What happens between the ages of 9 and 13, or 10 and 14, that causes obese white and Hispanic females to to suddenly feel sadder, lonelier and more nervous than they were just four years prior?
If nearly 3/4 of teenage girls have feelings of low self-worth, then how many do you think, like Chloe, believe that weight loss is the only thing standing between them and health, them and acceptance, them and happiness?
And how does this toxic combination of low self-worth and an increased emphasis on thinness contribute to eating disorders? These are vital questions that we should all be asking, and especially Strong4Life, which is pushing Chloe, an outlier, as representative of fat kids.
An interesting side note that Wendy Brown found: Chloe has an impressive entertainment résumé for an 11-year-old. In fact, she’s performed a solo at Carnegie Hall… no wonder she has so much self-esteem!
But the pertinent page is the detailed description they provide of Chloe.
Baylor College of Medicine has a BMI calculator for children (OH JOY!) that charts your child’s weight status.
According to the BCM calculator, Chloe Swain’s percentile is 94.5, which, according to this chart, makes her “at risk for being obese.” Wait, what happened to just “overweight”?
Technically, Chloe is not obese, but if she were to gain two pounds, she would be obese. Such is the arbitrary nature of BMI cutoff points, and the reason why health professionals recommend monitoring growth trajectories and not a single BMI score.
Oddly enough, the BCM calculator includes the following Q&A:
Should I be concerned if my daughter is in the 75th percentile on the graph?
Not if that is where she has tended to be on the graph in the past (see tracking your child’s weight below).
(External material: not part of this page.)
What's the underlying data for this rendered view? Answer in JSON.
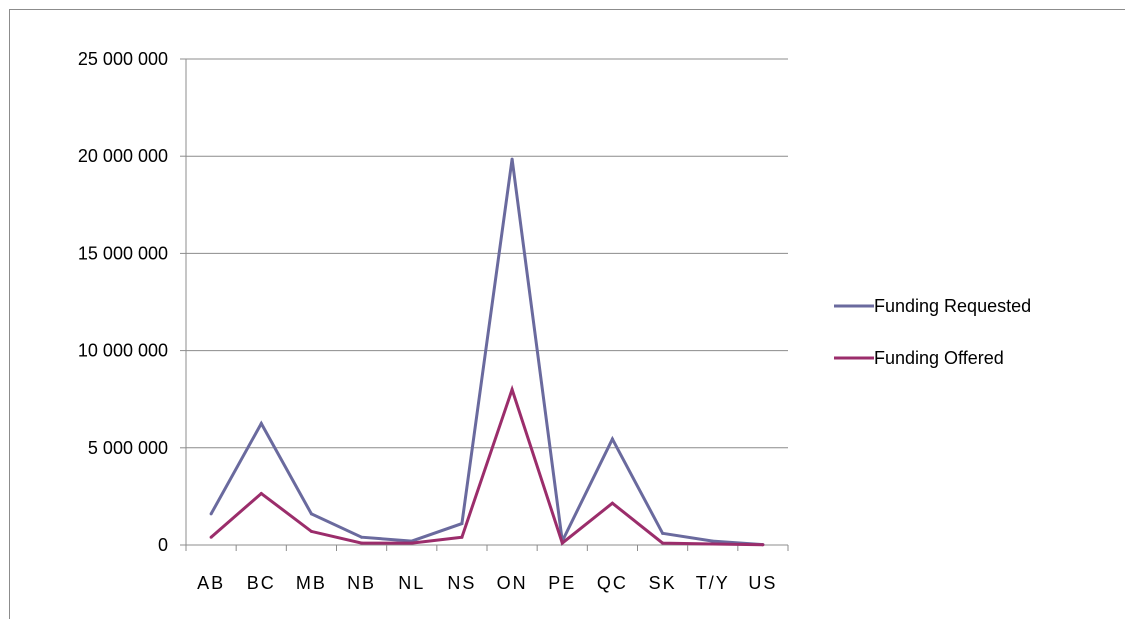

Being in the 75th percentile means that after adjusting for differences in height your daughter is heavier than 75 percent of girls her age ( and lighter than 25 percent), which, according to the CDC guidelines above, puts her at a healthy weight-for-age.
Hmmm… I’m starting to notice a pattern here.
When we focus on weight categories, rather than growth patterns, we run the risk of oversimplifying the issues to the detriment of public health policies. Rather than discussing the progression of Chloe’s growth, Chloe has internalized the message that what really matters is that during puberty she put on weight, a totally natural response to sexual development.
As such, she now believes that she is unhealthy and that in order to regain her health, she must lose the weight she gained during puberty.
What Stephanie Walsh says that this point is irrelevant. What she intends for children to understand about the importance of eating healthy foods and exercising is irrelevant. What resources and educational resources Strong4Life puts out there is irrelevant.
When Strong4Life’s child actors, who are receiving treatment at Children’s Healthcare of Atlanta as part of her compensation, equate losing weight with health and pubescent weight gain with poor health, then we begin to see the unintended consequences of a weight-based health culture. Just how much damage this will do, just how many eating disorders this will spawn, will only come to light decades from now.